PHILADELPHIA (CBS) - Fifty years ago, Philadelphia civil rights activists began marching to desegregate Girard College. That effort is bearing fruit once again as the school prepares to graduate its second Gates Millennium Scholar.

"I've definitely decided to go to Harvard," says Brandon Dixon, 17. The Girard College senior is class valedictorian, a second term student body president and a leader in his boy scout troop. So far, he's gotten accepted at five Ivy League schools and six other top schools as well.

"Harvard, Yale, Columbia, Dartmouth, University of Pennsylvania, Stanford," says Dixon, smiling.

But seven years ago, when he left his Northeast Philadelphia home to begin his journey at Girard, his future was unclear.

"I cried for three months straight," he says. "My mom wanted me to leave because she didn't like to see my crying."

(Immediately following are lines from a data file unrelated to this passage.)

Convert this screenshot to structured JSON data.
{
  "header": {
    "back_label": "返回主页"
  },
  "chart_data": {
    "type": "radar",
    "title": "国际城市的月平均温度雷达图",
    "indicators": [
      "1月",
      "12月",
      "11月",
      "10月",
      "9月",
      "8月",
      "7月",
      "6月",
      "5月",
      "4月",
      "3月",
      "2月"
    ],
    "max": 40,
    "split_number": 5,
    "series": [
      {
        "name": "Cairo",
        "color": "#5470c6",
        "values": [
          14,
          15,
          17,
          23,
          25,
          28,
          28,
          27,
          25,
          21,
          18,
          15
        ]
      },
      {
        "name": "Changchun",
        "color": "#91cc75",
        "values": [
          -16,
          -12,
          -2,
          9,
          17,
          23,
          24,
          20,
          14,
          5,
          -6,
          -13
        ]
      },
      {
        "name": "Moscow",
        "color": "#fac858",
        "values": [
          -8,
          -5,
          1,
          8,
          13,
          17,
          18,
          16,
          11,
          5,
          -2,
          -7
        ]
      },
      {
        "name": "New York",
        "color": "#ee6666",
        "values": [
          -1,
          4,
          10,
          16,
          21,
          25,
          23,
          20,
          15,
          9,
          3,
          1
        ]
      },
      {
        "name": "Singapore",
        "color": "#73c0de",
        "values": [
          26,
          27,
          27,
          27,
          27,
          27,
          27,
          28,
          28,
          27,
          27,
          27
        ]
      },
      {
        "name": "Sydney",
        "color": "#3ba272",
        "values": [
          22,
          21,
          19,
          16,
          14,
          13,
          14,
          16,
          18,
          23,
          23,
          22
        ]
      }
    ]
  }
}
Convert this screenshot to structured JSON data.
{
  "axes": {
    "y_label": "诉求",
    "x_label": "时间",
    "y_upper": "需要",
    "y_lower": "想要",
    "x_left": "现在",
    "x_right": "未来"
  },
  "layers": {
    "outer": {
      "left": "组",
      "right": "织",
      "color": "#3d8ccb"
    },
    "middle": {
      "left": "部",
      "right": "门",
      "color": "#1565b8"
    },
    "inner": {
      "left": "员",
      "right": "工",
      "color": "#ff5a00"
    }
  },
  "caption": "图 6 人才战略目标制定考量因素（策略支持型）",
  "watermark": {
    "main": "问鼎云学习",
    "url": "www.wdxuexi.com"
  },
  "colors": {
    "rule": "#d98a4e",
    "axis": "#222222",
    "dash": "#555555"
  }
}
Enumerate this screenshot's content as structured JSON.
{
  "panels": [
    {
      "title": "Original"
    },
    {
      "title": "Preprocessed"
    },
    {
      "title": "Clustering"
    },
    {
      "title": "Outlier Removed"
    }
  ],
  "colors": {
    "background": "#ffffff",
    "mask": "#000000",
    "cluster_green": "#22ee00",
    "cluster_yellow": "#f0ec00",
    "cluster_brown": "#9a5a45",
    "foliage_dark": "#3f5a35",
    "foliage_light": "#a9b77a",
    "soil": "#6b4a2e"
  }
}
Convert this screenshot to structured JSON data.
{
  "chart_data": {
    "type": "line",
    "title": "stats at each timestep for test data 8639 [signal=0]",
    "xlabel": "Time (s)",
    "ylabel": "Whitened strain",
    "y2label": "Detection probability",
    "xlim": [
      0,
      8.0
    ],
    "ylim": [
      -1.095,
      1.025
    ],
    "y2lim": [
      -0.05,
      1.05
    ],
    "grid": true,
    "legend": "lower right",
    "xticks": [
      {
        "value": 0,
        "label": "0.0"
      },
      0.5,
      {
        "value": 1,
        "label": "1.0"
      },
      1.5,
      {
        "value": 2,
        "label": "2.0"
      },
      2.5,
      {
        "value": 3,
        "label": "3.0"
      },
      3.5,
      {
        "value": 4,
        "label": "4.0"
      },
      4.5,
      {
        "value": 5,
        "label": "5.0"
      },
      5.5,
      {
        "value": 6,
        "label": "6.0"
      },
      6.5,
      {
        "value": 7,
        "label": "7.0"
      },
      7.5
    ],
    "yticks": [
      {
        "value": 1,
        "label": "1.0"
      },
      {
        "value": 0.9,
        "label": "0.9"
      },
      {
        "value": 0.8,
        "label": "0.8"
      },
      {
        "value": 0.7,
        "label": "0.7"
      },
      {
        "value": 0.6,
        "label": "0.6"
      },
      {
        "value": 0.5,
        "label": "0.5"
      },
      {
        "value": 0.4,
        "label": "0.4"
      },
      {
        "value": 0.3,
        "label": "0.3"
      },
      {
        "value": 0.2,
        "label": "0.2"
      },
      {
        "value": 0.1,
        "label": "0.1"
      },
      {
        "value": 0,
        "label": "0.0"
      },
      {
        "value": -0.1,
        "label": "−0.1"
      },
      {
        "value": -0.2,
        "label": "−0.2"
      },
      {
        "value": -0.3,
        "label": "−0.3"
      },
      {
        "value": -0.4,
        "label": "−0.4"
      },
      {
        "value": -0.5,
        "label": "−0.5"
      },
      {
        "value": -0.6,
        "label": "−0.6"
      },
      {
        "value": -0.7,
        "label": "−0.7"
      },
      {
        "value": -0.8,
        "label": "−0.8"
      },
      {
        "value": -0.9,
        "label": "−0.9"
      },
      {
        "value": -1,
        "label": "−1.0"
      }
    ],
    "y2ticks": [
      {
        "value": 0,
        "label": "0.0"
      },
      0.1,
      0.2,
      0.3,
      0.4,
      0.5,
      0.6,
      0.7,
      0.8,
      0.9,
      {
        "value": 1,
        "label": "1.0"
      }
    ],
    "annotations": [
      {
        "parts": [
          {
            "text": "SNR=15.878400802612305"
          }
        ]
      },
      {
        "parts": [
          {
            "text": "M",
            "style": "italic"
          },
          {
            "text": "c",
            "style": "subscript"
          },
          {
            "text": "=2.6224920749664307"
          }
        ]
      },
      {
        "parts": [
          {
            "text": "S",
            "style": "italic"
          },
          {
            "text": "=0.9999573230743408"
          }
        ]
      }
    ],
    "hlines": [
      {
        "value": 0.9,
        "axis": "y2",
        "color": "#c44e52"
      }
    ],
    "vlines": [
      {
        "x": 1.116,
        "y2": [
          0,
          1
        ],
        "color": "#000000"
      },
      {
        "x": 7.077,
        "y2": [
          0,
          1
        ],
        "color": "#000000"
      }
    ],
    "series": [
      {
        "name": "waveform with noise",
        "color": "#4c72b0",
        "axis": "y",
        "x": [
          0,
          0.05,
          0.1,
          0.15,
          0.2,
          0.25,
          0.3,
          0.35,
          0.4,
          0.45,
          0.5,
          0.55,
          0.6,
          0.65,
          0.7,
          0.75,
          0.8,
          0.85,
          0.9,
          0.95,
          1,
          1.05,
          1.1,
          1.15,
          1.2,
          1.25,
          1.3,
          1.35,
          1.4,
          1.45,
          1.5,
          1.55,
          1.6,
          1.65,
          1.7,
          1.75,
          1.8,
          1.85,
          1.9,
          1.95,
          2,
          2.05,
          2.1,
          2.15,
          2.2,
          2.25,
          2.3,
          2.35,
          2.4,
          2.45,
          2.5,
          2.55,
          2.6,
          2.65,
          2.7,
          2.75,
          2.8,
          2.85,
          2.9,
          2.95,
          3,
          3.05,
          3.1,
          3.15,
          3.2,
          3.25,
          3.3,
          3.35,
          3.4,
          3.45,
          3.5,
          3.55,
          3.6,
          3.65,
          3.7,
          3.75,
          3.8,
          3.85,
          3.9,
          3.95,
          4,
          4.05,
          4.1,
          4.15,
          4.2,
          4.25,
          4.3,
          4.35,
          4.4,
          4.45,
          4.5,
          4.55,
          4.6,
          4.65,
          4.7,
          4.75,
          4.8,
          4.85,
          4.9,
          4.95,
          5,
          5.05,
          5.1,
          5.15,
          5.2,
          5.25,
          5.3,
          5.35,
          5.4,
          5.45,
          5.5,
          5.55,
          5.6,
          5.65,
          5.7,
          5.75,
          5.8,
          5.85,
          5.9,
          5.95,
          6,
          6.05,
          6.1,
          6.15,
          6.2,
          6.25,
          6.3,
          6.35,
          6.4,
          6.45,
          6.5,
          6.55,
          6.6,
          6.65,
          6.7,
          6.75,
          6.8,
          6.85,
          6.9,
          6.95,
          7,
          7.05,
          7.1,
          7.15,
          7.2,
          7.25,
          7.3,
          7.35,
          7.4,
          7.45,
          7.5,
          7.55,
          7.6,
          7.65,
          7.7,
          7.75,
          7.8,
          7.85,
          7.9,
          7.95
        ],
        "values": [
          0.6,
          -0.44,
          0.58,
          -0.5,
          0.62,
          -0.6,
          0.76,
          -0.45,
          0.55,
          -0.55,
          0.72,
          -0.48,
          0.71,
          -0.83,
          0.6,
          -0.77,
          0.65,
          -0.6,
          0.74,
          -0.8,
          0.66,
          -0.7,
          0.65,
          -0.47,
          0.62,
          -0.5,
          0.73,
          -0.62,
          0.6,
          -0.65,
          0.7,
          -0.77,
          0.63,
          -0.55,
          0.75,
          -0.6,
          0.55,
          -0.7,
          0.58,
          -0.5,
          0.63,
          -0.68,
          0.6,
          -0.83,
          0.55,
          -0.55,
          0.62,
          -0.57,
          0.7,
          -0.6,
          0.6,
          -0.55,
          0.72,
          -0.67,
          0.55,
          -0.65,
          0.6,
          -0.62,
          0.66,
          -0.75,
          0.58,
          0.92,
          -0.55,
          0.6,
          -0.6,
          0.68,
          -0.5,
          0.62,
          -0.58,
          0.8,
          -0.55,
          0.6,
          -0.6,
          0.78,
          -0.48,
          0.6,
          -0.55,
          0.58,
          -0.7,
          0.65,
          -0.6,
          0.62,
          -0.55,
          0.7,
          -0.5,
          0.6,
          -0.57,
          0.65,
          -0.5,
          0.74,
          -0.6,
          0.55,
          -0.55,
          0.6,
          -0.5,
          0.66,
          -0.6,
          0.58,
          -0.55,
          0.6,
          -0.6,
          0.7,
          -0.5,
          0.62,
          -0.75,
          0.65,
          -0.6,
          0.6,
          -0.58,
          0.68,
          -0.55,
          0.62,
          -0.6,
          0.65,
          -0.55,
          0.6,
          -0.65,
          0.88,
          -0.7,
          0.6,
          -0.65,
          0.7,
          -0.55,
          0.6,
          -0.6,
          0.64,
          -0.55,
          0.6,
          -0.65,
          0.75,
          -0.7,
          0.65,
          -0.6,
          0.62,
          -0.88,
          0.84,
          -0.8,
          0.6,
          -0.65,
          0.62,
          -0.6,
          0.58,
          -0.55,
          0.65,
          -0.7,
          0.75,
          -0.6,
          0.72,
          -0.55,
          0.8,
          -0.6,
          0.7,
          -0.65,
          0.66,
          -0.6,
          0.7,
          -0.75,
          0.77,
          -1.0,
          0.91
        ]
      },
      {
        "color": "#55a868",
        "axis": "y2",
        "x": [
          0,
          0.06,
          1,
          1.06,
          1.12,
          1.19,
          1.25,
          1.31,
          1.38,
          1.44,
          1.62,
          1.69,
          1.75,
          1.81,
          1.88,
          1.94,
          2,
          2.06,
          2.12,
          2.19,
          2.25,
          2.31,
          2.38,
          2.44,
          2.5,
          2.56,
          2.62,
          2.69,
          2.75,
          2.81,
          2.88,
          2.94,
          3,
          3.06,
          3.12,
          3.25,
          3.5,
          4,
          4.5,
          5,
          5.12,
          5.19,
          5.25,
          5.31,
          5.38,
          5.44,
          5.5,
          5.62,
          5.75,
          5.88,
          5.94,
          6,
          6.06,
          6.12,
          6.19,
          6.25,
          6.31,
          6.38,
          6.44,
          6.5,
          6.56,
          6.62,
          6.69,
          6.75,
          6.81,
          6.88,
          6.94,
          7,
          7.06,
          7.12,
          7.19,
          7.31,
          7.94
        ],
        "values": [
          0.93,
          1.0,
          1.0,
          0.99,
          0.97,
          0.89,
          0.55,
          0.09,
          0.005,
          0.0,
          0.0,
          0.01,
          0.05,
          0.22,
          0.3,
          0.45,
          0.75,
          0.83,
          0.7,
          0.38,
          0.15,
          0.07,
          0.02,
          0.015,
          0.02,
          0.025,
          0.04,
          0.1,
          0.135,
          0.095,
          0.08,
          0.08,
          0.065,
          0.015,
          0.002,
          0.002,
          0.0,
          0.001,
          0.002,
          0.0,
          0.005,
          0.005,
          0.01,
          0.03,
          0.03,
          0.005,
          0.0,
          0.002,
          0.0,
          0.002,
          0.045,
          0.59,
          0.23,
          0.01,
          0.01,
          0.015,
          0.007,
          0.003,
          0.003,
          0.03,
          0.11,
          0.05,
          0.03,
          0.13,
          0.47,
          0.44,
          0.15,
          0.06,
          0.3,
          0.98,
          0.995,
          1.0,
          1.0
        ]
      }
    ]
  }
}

But he soon adjusted, made friends, and excelled. Why and how? He says it's because his mother made him believe he was born to be something great:

"She calls me the miracle baby because she had me at 45 and most people don't have babies around that age. So she told me I was destined to be something."

And he believed it. Using his fellow classmates as fuel for competition, Dixon is a self-described loner with a "goofy" sense of humor. He loves to read and loves nature and tennis.

"I'm not good at it," he says, jokingly.

But thanks to his work ethic, he just found out he received a Gates Millennium Scholarship that'll pick up his portion of the tab on his education through a Ph.D. And he'll need it, because Dixon loves going to school, plus he's reaching for the stars.

"My ultimate goal is to president of the United States," he says. "I'm destined to do great, so I'm been trying to love up to that my entire life."

Despite so many successes, Dixon says he works to remain humble by remembering those who sacrified so he could be where he is today:

"When you look at the senior class -- which is all African American except for two students-- we are excelling here. Fifty years later there's so much progress and I'm grateful."